26 July 2015
2000 – British minister admits bugging car used by Gerry Adams and Sinn Féin leadership talks team
Securocrats digging their heels in – An Phoblacht/Republican News, 27 July 2000
BY MICHAEL PIERSE
MORE PROOF has emerged this week that the securocrats are tightening their grip – or grasping at straws – on British policy in Ireland.
A British Government review group – consisting solely of representatives from the Northern Ireland Office, the Home Office, the Six-County judiciary and the RUC – decided, along with Secretary of State Peter Mandelson, that the Diplock non-jury trial system should be retained in the Six Counties. This coincides with other British legislation intended to remove the right to trial by jury altogether from British law.

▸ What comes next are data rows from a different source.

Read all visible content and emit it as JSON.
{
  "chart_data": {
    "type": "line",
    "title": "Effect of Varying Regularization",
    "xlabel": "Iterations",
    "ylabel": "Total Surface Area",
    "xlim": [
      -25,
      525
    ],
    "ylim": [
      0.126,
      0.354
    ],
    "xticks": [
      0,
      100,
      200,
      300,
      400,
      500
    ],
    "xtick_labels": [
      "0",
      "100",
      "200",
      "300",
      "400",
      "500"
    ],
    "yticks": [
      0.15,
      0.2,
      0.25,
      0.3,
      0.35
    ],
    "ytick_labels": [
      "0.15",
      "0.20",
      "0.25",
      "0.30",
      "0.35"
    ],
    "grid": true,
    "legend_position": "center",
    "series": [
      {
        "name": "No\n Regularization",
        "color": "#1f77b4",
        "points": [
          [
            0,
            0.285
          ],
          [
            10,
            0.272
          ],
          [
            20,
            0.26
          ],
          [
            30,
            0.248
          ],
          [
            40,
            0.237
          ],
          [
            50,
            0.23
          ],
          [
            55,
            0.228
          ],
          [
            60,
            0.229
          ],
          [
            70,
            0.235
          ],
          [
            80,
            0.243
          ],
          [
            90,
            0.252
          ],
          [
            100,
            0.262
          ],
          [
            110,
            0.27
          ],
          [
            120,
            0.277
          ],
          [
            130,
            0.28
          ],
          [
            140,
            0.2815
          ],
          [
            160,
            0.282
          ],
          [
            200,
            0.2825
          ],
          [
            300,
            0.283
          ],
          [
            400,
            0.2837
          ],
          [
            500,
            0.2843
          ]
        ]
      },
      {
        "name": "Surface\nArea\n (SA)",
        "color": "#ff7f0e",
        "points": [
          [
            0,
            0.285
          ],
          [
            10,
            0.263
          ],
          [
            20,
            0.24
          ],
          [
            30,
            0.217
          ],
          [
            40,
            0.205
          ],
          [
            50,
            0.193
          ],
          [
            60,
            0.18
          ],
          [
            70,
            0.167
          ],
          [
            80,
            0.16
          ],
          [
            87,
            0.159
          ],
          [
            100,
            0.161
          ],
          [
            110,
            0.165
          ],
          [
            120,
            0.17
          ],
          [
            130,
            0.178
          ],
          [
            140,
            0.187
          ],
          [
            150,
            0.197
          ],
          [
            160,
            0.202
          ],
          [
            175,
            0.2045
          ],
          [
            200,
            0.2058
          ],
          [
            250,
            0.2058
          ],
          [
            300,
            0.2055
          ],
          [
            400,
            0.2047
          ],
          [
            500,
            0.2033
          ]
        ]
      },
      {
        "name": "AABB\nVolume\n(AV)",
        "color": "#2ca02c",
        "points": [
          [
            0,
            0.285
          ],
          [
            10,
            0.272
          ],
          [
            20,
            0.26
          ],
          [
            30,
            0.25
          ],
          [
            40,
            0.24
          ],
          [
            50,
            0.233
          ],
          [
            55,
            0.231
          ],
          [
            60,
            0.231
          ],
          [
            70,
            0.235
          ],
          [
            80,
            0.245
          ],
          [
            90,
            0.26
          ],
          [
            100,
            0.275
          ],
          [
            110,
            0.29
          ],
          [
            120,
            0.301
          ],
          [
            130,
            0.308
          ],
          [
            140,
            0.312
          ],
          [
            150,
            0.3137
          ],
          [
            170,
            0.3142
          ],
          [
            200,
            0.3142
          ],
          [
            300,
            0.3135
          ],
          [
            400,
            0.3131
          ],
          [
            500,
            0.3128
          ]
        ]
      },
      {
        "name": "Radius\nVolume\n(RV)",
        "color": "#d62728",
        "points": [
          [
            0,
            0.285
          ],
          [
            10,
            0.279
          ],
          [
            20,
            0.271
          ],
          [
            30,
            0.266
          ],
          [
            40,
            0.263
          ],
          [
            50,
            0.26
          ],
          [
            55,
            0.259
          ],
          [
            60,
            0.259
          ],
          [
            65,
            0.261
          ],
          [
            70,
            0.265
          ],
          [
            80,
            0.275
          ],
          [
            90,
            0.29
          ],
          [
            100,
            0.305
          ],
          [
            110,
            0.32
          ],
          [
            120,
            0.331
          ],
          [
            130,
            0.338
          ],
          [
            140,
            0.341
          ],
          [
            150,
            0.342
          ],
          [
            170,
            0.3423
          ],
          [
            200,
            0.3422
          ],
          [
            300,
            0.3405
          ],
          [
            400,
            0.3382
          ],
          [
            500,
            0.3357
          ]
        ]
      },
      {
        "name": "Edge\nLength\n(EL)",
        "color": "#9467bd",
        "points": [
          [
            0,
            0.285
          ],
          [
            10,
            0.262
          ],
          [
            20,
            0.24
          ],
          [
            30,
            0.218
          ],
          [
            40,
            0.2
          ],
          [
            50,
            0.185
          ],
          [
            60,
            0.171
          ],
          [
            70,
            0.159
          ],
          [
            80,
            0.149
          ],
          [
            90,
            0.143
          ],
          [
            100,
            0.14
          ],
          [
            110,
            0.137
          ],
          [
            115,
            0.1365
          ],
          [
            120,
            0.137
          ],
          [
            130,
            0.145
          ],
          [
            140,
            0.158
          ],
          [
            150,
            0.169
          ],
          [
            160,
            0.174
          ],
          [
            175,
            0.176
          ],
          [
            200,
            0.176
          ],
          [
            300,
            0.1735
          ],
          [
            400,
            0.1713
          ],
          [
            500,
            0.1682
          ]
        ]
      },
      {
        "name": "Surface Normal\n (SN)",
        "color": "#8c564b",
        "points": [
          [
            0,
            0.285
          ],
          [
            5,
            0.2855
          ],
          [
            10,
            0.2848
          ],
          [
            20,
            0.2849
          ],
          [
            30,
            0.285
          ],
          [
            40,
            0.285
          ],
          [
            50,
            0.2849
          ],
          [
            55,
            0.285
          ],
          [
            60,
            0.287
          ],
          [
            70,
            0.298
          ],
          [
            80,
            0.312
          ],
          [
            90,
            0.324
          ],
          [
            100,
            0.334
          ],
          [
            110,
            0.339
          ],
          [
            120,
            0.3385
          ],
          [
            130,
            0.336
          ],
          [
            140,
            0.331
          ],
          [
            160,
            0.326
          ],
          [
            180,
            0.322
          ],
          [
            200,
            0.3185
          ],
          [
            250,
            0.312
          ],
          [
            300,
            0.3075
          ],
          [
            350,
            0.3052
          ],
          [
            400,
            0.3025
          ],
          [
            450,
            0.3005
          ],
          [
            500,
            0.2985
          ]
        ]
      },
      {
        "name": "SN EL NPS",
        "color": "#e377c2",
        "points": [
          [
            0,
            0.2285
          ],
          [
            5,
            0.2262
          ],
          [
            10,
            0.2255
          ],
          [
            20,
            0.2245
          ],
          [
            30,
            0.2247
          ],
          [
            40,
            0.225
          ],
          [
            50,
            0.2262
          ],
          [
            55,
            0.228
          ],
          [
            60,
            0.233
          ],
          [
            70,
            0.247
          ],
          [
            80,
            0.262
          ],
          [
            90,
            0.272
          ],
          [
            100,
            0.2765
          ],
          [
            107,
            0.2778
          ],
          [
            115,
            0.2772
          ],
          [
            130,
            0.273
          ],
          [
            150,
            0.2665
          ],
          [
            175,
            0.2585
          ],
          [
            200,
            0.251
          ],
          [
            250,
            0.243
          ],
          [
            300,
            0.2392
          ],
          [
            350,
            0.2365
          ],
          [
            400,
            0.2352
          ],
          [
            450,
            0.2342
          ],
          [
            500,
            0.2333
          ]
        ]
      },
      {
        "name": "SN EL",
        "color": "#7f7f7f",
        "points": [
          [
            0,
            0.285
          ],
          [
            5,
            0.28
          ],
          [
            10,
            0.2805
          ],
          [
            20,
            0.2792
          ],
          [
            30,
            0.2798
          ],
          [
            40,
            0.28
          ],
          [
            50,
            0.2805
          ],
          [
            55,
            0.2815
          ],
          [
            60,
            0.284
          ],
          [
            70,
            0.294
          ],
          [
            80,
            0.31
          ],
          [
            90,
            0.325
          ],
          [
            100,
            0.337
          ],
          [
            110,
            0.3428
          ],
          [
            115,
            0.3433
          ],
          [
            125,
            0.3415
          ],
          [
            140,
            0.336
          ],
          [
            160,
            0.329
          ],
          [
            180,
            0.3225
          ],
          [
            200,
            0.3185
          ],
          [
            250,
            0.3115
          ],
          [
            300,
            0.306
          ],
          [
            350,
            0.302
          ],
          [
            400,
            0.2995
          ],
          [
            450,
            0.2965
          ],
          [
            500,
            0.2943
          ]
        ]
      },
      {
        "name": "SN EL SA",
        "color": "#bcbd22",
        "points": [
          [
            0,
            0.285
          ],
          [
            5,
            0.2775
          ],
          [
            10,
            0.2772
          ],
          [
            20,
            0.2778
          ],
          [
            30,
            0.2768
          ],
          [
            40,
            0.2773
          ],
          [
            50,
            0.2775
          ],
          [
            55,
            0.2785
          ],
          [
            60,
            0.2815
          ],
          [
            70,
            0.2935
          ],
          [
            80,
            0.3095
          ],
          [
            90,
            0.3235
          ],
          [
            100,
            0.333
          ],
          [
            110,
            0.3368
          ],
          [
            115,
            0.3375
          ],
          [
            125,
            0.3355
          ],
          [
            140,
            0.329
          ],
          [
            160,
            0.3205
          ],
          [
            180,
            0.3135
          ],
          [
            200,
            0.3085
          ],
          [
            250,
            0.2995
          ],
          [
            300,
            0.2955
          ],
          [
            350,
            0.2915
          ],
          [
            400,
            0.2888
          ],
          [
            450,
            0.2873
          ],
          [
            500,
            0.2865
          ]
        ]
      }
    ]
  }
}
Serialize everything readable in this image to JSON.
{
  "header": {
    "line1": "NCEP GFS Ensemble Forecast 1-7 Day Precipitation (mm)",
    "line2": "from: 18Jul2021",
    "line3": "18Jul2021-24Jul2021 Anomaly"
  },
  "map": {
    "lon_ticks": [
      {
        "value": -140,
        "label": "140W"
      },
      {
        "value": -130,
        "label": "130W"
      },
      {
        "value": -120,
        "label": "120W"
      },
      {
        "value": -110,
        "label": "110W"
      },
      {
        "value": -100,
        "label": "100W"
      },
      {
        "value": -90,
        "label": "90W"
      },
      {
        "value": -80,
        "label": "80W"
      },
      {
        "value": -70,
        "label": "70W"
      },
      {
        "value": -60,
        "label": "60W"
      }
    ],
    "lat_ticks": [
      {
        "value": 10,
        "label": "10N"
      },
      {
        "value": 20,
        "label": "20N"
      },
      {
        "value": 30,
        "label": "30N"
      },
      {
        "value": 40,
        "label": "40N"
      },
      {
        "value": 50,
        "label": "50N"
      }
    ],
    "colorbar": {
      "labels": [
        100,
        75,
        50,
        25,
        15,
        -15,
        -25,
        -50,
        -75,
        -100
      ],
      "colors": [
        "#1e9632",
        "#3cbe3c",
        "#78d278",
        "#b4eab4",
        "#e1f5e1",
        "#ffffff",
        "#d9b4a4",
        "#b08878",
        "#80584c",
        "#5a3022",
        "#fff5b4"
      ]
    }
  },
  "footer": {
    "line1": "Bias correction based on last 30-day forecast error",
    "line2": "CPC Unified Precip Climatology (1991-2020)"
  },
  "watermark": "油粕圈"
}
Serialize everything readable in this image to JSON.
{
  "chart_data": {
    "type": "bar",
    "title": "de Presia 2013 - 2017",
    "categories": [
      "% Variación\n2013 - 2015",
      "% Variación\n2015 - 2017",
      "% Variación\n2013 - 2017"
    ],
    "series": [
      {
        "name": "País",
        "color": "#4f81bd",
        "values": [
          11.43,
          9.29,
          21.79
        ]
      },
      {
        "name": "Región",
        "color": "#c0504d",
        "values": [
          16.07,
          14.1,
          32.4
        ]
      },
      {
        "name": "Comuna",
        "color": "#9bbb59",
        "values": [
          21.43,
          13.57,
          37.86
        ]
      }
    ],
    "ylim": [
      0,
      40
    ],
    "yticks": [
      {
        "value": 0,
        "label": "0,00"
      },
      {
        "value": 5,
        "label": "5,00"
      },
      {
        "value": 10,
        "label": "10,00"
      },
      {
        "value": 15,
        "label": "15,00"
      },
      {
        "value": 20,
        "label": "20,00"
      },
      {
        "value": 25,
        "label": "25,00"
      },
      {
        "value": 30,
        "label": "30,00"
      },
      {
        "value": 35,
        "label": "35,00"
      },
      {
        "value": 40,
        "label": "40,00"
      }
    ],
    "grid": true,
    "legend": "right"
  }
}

The British Government's refusal to repeal the repressive and widely condemned Prevention of Terrorism Act and the introduction of even more draconian 'anti-terrorism' legislation early next year also reveal that the securocrat element in Britain still exercise a vast amount of political influence at the highest levels of power.
Former Secretary of State Mo Mowlam (pictured) admitted on Monday night's BBC programme, You Only Live Once, that her role in relation to British Intelligence was far from benign during her tenure as direct ruler in the North.
Her admission that she had approved the bugging of a car that was used to transport members of the Sinn Féin leadership during talks last year was described by party President Gerry Adams as a “hugely serious breach of faith” after the device was discovered.